In this project, students were divided into teams which were given different Vex V5 based machines that they must design, construct, and program within a given time constraint. The teams must do research to find inspiration for their design, determine the optimal design from their research, and then create their own design. From here the teams must begin to construct and program their designs with the provided Vex V5 parts and software. They then must test their builds in order to ensure functionality. The aim of the project was to provide the students with familiarity with teamwork in engineering, deal with deadlines and time management, learn to research and design solutions, and work with Vex V5 parts and code. 

My group consisted of myself, Lachlan Stapleton, Brady Kaiser, and Anirudh Bhat. We were given the surgical robot arm to design and build. The objective of the surgical arm was to create a remotely operated arm that had 3 degrees of freedom and could move opjects in a sterile environment. It must have a pivoting base, an arm that raises and lowers, and some sort of claw that can grasp objects. 

Research/Development

These two sketches are examples of sketches that we made with inspiration from our research. These ideas helped us determine what we wanted to incorporate into our final design. We also used these to show us what we didn't want to do. For example the fixed bases were something that we decided to stay away from and instead opted for a rotating base on top of which the robot arm would be held.  The sketch on the right feature sprocket and chain systems that we ended up incorporating into our final design. In addition we fixed our claw arm onto a gear in order to move it up and down, similar to the sketch on the right. 
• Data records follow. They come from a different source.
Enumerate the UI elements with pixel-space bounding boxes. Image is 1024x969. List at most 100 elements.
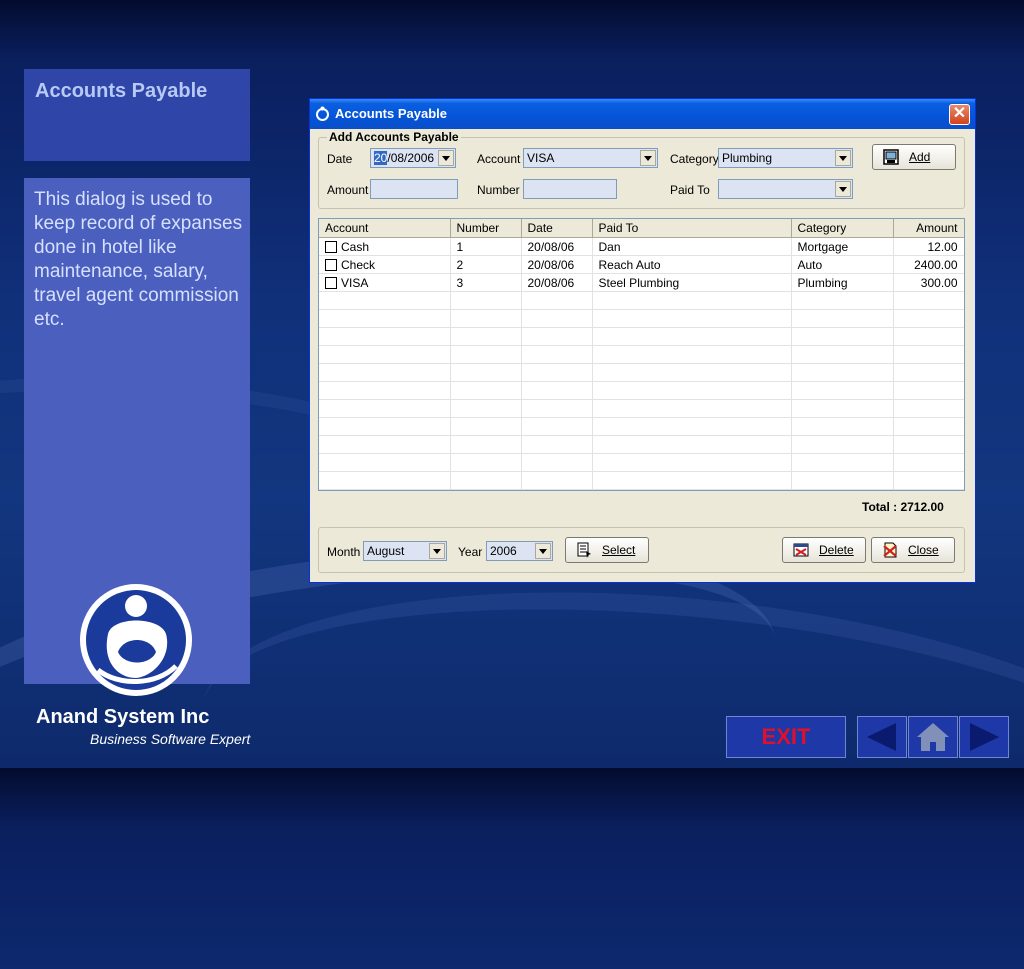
close-button[interactable]: Close <box>871 537 955 563</box>
column-header-amount[interactable]: Amount <box>893 219 964 238</box>
amount-input[interactable] <box>370 179 458 199</box>
row-checkbox[interactable] <box>325 258 337 271</box>
payables-grid[interactable]: Account Number Date Paid To Category Amo… <box>318 218 965 491</box>
window-close-button[interactable]: ✕ <box>949 104 970 125</box>
cell-category: Mortgage <box>791 237 894 256</box>
empty-row <box>319 399 964 418</box>
exit-label: EXIT <box>761 724 811 749</box>
month-value: August <box>367 544 405 558</box>
cell-paid-to: Steel Plumbing <box>592 273 792 292</box>
category-select[interactable]: Plumbing <box>718 148 853 168</box>
select-list-icon <box>577 542 591 558</box>
cell-amount: 2400.00 <box>893 255 964 274</box>
empty-row <box>319 417 964 436</box>
number-label: Number <box>477 183 520 197</box>
number-input[interactable] <box>523 179 617 199</box>
cell-account: Check <box>319 255 451 274</box>
account-select[interactable]: VISA <box>523 148 658 168</box>
empty-row <box>319 327 964 346</box>
empty-row <box>319 471 964 490</box>
grid-header-row: Account Number Date Paid To Category Amo… <box>319 219 964 238</box>
right-arrow-icon <box>970 723 999 751</box>
company-name: Anand System Inc <box>36 706 210 728</box>
delete-button[interactable]: Delete <box>782 537 866 563</box>
left-arrow-icon <box>867 723 896 751</box>
account-text: VISA <box>341 275 369 290</box>
select-button[interactable]: Select <box>565 537 649 563</box>
slide-title: Accounts Payable <box>35 80 208 102</box>
cell-account: VISA <box>319 273 451 292</box>
slide-title-box: Accounts Payable <box>24 69 250 161</box>
table-row[interactable]: Check 2 20/08/06 Reach Auto Auto 2400.00 <box>319 255 964 274</box>
account-text: Cash <box>341 239 370 254</box>
description-text: This dialog is used to keep record of ex… <box>34 189 243 330</box>
date-rest: /08/2006 <box>387 151 435 165</box>
empty-row <box>319 345 964 364</box>
month-label: Month <box>327 545 361 559</box>
next-slide-button[interactable] <box>959 716 1009 758</box>
year-label: Year <box>458 545 483 559</box>
select-button-label: Select <box>602 543 636 557</box>
column-header-paid-to[interactable]: Paid To <box>592 219 792 238</box>
cell-date: 20/08/06 <box>521 273 593 292</box>
date-label: Date <box>327 152 353 166</box>
add-record-icon <box>883 149 899 165</box>
year-value: 2006 <box>490 544 517 558</box>
column-header-date[interactable]: Date <box>521 219 593 238</box>
category-value: Plumbing <box>722 151 773 165</box>
column-header-category[interactable]: Category <box>791 219 894 238</box>
empty-row <box>319 363 964 382</box>
paidto-select[interactable] <box>718 179 853 199</box>
table-row[interactable]: VISA 3 20/08/06 Steel Plumbing Plumbing … <box>319 273 964 292</box>
home-icon <box>917 723 949 751</box>
cell-paid-to: Reach Auto <box>592 255 792 274</box>
add-accounts-payable-group: Add Accounts Payable Date 20/08/2006 Acc… <box>318 130 965 209</box>
category-label: Category <box>670 152 719 166</box>
exit-button[interactable]: EXIT <box>726 716 846 758</box>
chevron-down-icon[interactable] <box>429 543 445 559</box>
month-select[interactable]: August <box>363 541 447 561</box>
empty-row <box>319 309 964 328</box>
window-title: Accounts Payable <box>335 106 447 121</box>
empty-row <box>319 453 964 472</box>
date-picker[interactable]: 20/08/2006 <box>370 148 456 168</box>
chevron-down-icon[interactable] <box>835 150 851 166</box>
row-checkbox[interactable] <box>325 276 337 289</box>
filter-group: Month August Year 2006 Select Delete Clo… <box>318 527 965 573</box>
chevron-down-icon[interactable] <box>438 150 454 166</box>
cell-date: 20/08/06 <box>521 237 593 256</box>
close-button-label: Close <box>908 543 939 557</box>
date-day: 20 <box>374 151 388 165</box>
cell-category: Plumbing <box>791 273 894 292</box>
previous-slide-button[interactable] <box>857 716 907 758</box>
chevron-down-icon[interactable] <box>640 150 656 166</box>
cell-amount: 300.00 <box>893 273 964 292</box>
home-button[interactable] <box>908 716 958 758</box>
column-header-number[interactable]: Number <box>450 219 522 238</box>
year-select[interactable]: 2006 <box>486 541 553 561</box>
column-header-account[interactable]: Account <box>319 219 451 238</box>
empty-row <box>319 291 964 310</box>
add-button[interactable]: Add <box>872 144 956 170</box>
chevron-down-icon[interactable] <box>835 181 851 197</box>
amount-label: Amount <box>327 183 369 197</box>
accounts-payable-window: Accounts Payable ✕ Add Accounts Payable … <box>309 98 976 583</box>
cell-date: 20/08/06 <box>521 255 593 274</box>
empty-row <box>319 435 964 454</box>
account-value: VISA <box>527 151 555 165</box>
delete-icon <box>793 543 809 557</box>
cell-number: 3 <box>450 273 522 292</box>
window-titlebar[interactable]: Accounts Payable ✕ <box>310 99 975 129</box>
close-icon: ✕ <box>952 105 967 122</box>
row-checkbox[interactable] <box>325 240 337 253</box>
chevron-down-icon[interactable] <box>535 543 551 559</box>
table-row[interactable]: Cash 1 20/08/06 Dan Mortgage 12.00 <box>319 237 964 256</box>
account-text: Check <box>341 257 376 272</box>
paidto-label: Paid To <box>670 183 710 197</box>
cell-number: 1 <box>450 237 522 256</box>
cell-paid-to: Dan <box>592 237 792 256</box>
app-icon <box>316 106 329 121</box>
cell-amount: 12.00 <box>893 237 964 256</box>
company-logo <box>80 584 192 696</box>
cell-category: Auto <box>791 255 894 274</box>
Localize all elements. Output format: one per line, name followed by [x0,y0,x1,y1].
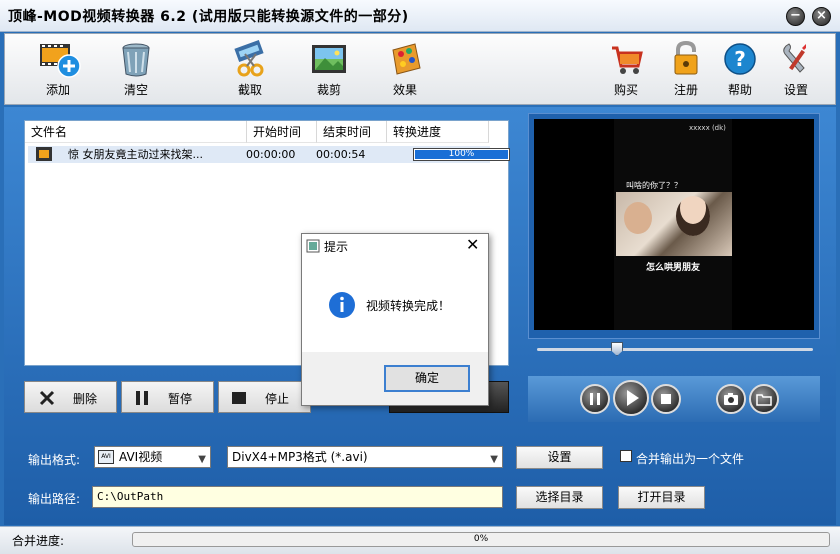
dialog-close-icon[interactable]: ✕ [466,235,479,254]
delete-label: 删除 [73,392,98,406]
video-preview: xxxxx (dk) 叫啥的你了？？ 怎么哄男朋友 [534,119,814,330]
merge-progress-bar: 0% [132,532,830,547]
column-end-time[interactable]: 结束时间 [317,121,387,143]
trash-can-icon [116,40,156,78]
pause-button[interactable]: 暂停 [121,381,214,413]
info-icon [329,292,355,318]
merge-checkbox[interactable] [620,450,632,462]
help-label: 帮助 [727,83,752,97]
scissors-film-icon [230,39,270,78]
dialog-title: 提示 [324,240,349,254]
x-icon [39,390,55,406]
palette-icon [385,40,425,78]
column-progress[interactable]: 转换进度 [387,121,489,143]
seek-slider[interactable] [537,348,813,351]
register-button[interactable]: 注册 [655,40,717,98]
crop-button[interactable]: 裁剪 [298,40,360,98]
close-button[interactable]: × [812,7,831,26]
format-settings-button[interactable]: 设置 [516,446,603,469]
row-progress-bar: 100% [413,148,510,161]
row-progress-text: 100% [448,149,475,159]
capture-button[interactable]: 截取 [219,39,281,98]
open-directory-button[interactable]: 打开目录 [618,486,705,509]
picture-frame-icon [309,40,349,78]
output-path-label: 输出路径: [28,492,81,506]
settings-button[interactable]: 设置 [765,40,827,98]
row-end-time: 00:00:54 [316,148,366,161]
help-globe-icon: ? [720,40,760,78]
output-format-label: 输出格式: [28,453,81,467]
delete-button[interactable]: 删除 [24,381,117,413]
pause-icon [590,393,600,405]
message-dialog: 提示 ✕ 视频转换完成！ 确定 [301,233,489,406]
row-start-time: 00:00:00 [246,148,296,161]
chevron-down-icon: ▼ [198,454,206,465]
add-label: 添加 [45,83,70,97]
app-icon [306,239,320,253]
dialog-title-bar: 提示 ✕ [302,234,488,258]
buy-label: 购买 [613,83,638,97]
wrench-screwdriver-icon [776,40,816,78]
folder-icon [756,394,772,406]
codec-select[interactable]: DivX4+MP3格式 (*.avi) ▼ [227,446,503,468]
buy-button[interactable]: 购买 [595,40,657,98]
face-right [676,196,710,236]
toolbar: 添加 清空 截取 裁剪 效果 购买 注册 ? 帮助 设置 [4,33,836,105]
choose-directory-button[interactable]: 选择目录 [516,486,603,509]
player-play-button[interactable] [613,380,649,416]
player-stop-button[interactable] [651,384,681,414]
snapshot-button[interactable] [716,384,746,414]
open-folder-button[interactable] [749,384,779,414]
help-button[interactable]: ? 帮助 [709,40,771,98]
minimize-button[interactable]: − [786,7,805,26]
player-pause-button[interactable] [580,384,610,414]
stop-icon [232,392,246,404]
table-row[interactable]: 惊 女朋友竟主动过来找架... 00:00:00 00:00:54 100% [28,146,510,166]
merge-label: 合并输出为一个文件 [636,452,745,466]
column-filename[interactable]: 文件名 [25,121,247,143]
video-scene [616,192,732,256]
capture-label: 截取 [237,83,262,97]
settings-label: 设置 [783,83,808,97]
crop-label: 裁剪 [316,83,341,97]
pause-label: 暂停 [168,392,193,406]
film-icon [36,147,52,166]
effect-button[interactable]: 效果 [374,40,436,98]
chevron-down-icon: ▼ [490,454,498,465]
avi-file-icon: AVI [98,450,114,464]
face-left [624,202,652,234]
play-icon [627,390,639,406]
register-label: 注册 [673,83,698,97]
column-start-time[interactable]: 开始时间 [247,121,317,143]
output-path-field[interactable]: C:\OutPath [92,486,503,508]
video-caption-bottom: 怎么哄男朋友 [646,263,701,273]
stop-button[interactable]: 停止 [218,381,311,413]
clear-label: 清空 [123,83,148,97]
codec-value: DivX4+MP3格式 (*.avi) [232,450,368,464]
effect-label: 效果 [392,83,417,97]
stop-label: 停止 [265,392,290,406]
title-bar: 顶峰-MOD视频转换器 6.2 (试用版只能转换源文件的一部分) − × [0,0,840,32]
format-value: AVI视频 [119,450,163,464]
video-corner-text: xxxxx (dk) [689,124,726,132]
ok-button[interactable]: 确定 [384,365,470,392]
format-select[interactable]: AVI AVI视频 ▼ [94,446,211,468]
pause-icon [136,391,148,405]
stop-icon [661,394,671,404]
dialog-message: 视频转换完成！ [366,299,451,313]
clear-button[interactable]: 清空 [105,40,167,98]
camera-icon [724,393,738,405]
svg-text:?: ? [734,47,746,71]
film-add-icon [38,40,81,78]
window-title: 顶峰-MOD视频转换器 6.2 (试用版只能转换源文件的一部分) [8,9,409,25]
lock-icon [666,40,706,78]
dialog-body: 视频转换完成！ [302,258,488,352]
add-button[interactable]: 添加 [27,40,89,98]
merge-progress-label: 合并进度: [12,534,65,548]
shopping-cart-icon [606,40,646,78]
video-caption-top: 叫啥的你了？？ [626,181,682,190]
row-filename: 惊 女朋友竟主动过来找架... [68,148,203,161]
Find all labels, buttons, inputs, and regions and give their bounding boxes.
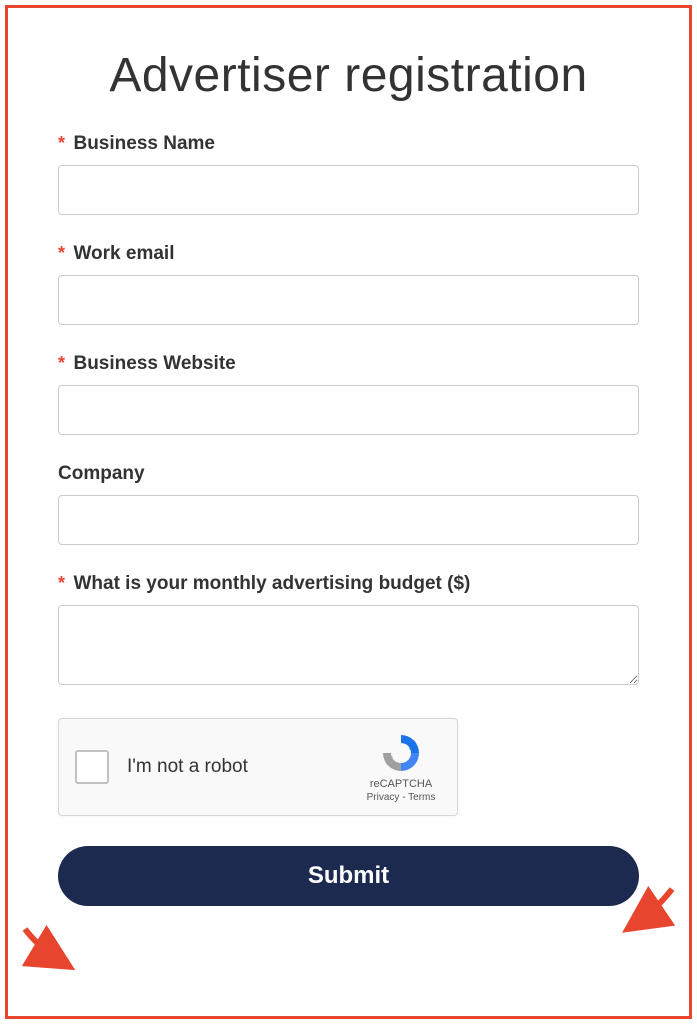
required-star: * [58, 243, 65, 263]
label-company: Company [58, 463, 145, 484]
input-company[interactable] [58, 495, 639, 545]
input-work-email[interactable] [58, 275, 639, 325]
page-title: Advertiser registration [58, 48, 639, 103]
label-business-name: Business Name [73, 133, 215, 154]
label-work-email: Work email [73, 243, 174, 264]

Our psuedocode ideas were pretty similar as at this point we had determined what our inputs would be. We decided that we would have one potentiometer which would determine which motor was being activated along with two bumper switches which would determine if the motor would spin forwards or backwards.  For this reason they both scan for potentiometer angles within certain ranges. If the angle was within a certain range, it would activate the corresponding motor for each of the four motors present. The main difference in the code was that for the first idea, it was built more segmented and allowed for the motors to be activated as long as the bumper switch was pressed. On the other hand, pseudocode 2 made it so that the motors were activated for short durations of time when the bumper switch was pressed. 

Final Product

The potentiometer determines which motor will be activated by the bumper switch depending on the angle it is at. On the right end of the baseplate is where our main motor was kept. We used standoffs to elevate a plate over the motor. This motor spun the whole robot when activated. On top of it was a gear train that allowed the motor to spin the robot.  Further up and to the right is our first 2 wire motor. This motor controlled the sprocket-chain system which moved a pair of C-channels up and down. These C-channels have the second 2 wire motor which moves the claw arm up and down. These two joints can allow the claw to go up, down, forwards, and backwards. Finally we have the claw which was preassembled. The various large wheels were used as counterweights to keep the system balanced.  One major problem with the design was the weight. The joint that connected the sprocket-chain system to the claw arm was not strong enough to bend properly. The claw weighed it down and would cause the whole joint to drop. This was a big problem that we weren't able to fix. In addition the weight caused problems for our main motor that rotated the base. The weight of the whole robot arm was initially too much for the motor to rotate on its own and we ended up overloading a motor when testing. We countered this issue by using a gear train which provided a more favorable gear ratio, allowing the motor to spin the system.